I have a dataframe column which is comprised of strings. I also have a list of substrings. For every substring, I want to test it against each string in the dataframe column, returning True if the substring is in the string. The following works but is very slow.
import pandas as pd
import time
t0 = time.time()
df = pd.DataFrame({
'FullName': ['C:/historical Dog analysis/Digger.doc', 'C:/historical Dog analysis/Roscoe.doc', 'C:/2024/Budgie requests/pipsqueak.csv', 'C:/text4.doc', 'C:/text5.doc'],
})
new_columns = {"_Outreach/Website design": (df['FullName'].str.contains("/historical Dog analysis/|"\
"/Budgie requests/|"\
"Dog analysis/best practices",case=False))
}
new_df = pd.DataFrame(new_columns)
df = pd.concat([df, new_df], axis=1).reindex(df.index)
t1 = time.time()
print(t1-t0)
print(df)
In an effort to find a faster approach, I tried isin. But it only appears to work when matching string to string, not string to substring.
t0 = time.time()
df = pd.DataFrame({
'FullName': ['C:/historical Dog analysis/Digger.doc', 'C:/historical Dog analysis/Roscoe.doc', 'C:/2024/Budgie requests/pipsqueak.csv', 'C:/text4.doc', 'C:/text5.doc'],
})
#works, but not useful because requires full string match
new_columns = df["FullName"].isin(["C:/historical Dog analysis/Digger.doc","C:/2024/Budgie requests/pipsqueak.csv"])
#doesn't work (Returns a list of FALSE in next column)
# new_columns = df["FullName"].isin([".*/historical Dog analysis/.*"])
new_df = pd.DataFrame(new_columns)
df = pd.concat([df, new_df], axis=1).reindex(df.index)
t1 = time.time()
print(t1-t0)
print(df)
I also tried filter, but it seems that it can only take one substring input at a time.
col_one_list = df['FullName'].tolist()
#doesn't work:TypeError: 'in <string>' requires string as left operand, not list
# b = ["/historical Dog analysis/","/Budgie requests/"]
#doesn't work: TypeError: unsupported operand type(s) for |: 'str' and 'str'
# b = ("/historical Dog analysis/"|"/Budgie requests/")
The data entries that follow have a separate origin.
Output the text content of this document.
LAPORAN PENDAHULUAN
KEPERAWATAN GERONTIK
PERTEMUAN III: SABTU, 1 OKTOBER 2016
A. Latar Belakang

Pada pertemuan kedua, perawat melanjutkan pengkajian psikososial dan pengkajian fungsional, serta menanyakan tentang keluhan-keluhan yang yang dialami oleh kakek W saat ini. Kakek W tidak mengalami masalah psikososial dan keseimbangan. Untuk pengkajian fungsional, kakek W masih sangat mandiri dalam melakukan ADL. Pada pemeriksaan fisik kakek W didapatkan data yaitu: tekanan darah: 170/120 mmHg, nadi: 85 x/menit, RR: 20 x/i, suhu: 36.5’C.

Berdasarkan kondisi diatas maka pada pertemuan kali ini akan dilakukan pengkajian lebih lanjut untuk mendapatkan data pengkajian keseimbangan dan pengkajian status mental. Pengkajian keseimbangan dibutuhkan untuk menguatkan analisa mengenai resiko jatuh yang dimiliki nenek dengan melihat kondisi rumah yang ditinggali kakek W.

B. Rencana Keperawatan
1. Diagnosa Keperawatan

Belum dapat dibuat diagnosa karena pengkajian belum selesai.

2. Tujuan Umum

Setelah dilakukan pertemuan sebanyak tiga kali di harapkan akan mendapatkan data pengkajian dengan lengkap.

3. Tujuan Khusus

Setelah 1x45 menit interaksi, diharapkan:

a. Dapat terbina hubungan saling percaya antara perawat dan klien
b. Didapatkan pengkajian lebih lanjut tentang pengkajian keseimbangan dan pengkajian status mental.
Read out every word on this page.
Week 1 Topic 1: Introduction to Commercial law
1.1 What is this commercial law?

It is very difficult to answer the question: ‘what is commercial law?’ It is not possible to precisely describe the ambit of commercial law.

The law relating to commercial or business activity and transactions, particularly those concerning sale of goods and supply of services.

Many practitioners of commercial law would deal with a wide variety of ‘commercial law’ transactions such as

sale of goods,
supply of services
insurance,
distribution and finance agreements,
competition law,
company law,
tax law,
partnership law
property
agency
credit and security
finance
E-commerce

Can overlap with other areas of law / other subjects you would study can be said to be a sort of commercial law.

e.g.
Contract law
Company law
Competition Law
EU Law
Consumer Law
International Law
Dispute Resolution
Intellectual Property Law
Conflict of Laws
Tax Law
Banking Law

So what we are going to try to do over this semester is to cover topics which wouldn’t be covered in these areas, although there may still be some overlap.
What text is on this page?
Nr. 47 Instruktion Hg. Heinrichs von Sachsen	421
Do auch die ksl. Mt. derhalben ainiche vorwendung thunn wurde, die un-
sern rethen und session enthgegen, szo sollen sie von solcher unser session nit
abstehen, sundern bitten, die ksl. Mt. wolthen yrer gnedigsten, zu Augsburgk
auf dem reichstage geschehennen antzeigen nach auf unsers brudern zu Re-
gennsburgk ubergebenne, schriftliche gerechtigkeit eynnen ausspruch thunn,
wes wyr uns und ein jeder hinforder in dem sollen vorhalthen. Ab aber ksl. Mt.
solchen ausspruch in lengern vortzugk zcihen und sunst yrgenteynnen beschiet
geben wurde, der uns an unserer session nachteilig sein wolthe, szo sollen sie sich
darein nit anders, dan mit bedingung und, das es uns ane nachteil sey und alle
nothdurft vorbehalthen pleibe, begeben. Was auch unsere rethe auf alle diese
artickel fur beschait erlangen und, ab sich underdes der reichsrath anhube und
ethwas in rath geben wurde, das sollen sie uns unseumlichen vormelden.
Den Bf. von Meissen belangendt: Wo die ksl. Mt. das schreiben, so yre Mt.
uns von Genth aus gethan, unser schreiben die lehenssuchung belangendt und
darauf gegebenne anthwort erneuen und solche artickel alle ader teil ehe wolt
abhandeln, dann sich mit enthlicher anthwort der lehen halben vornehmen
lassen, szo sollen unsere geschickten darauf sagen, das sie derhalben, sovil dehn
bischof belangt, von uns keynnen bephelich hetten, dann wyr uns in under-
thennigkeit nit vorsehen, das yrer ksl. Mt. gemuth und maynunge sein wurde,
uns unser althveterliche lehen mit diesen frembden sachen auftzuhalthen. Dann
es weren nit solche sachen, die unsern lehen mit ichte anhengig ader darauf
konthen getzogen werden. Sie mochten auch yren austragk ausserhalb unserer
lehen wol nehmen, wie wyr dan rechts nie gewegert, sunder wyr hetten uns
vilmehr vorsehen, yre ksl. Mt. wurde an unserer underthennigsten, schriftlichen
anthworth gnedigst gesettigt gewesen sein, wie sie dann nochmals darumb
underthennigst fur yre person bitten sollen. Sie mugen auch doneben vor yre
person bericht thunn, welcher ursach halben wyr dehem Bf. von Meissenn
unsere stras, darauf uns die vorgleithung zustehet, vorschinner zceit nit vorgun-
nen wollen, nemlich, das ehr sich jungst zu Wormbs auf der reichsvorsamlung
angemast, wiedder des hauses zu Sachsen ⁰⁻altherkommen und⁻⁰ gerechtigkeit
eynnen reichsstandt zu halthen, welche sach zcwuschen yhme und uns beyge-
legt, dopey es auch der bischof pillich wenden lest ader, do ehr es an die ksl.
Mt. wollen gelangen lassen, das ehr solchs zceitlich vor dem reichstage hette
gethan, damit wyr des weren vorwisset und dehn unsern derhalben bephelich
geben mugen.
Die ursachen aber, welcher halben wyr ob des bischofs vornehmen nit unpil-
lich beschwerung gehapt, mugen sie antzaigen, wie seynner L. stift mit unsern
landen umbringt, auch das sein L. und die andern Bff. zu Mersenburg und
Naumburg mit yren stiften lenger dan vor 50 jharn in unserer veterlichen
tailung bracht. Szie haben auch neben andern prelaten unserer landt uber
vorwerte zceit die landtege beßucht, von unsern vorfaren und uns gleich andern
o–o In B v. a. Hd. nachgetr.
#works, but can only search one substring at a time
b = "/historical Dog analysis/"
new_columns = list(filter(lambda x: b in x, col_one_list))
print(new_columns)
new_df = pd.DataFrame(new_columns)
df = pd.concat([df, new_df], axis=1).reindex(df.index)
t1 = time.time()
print(t1-t0)
print(df)
Does anyone know a fast way to match a list of substrings to strings?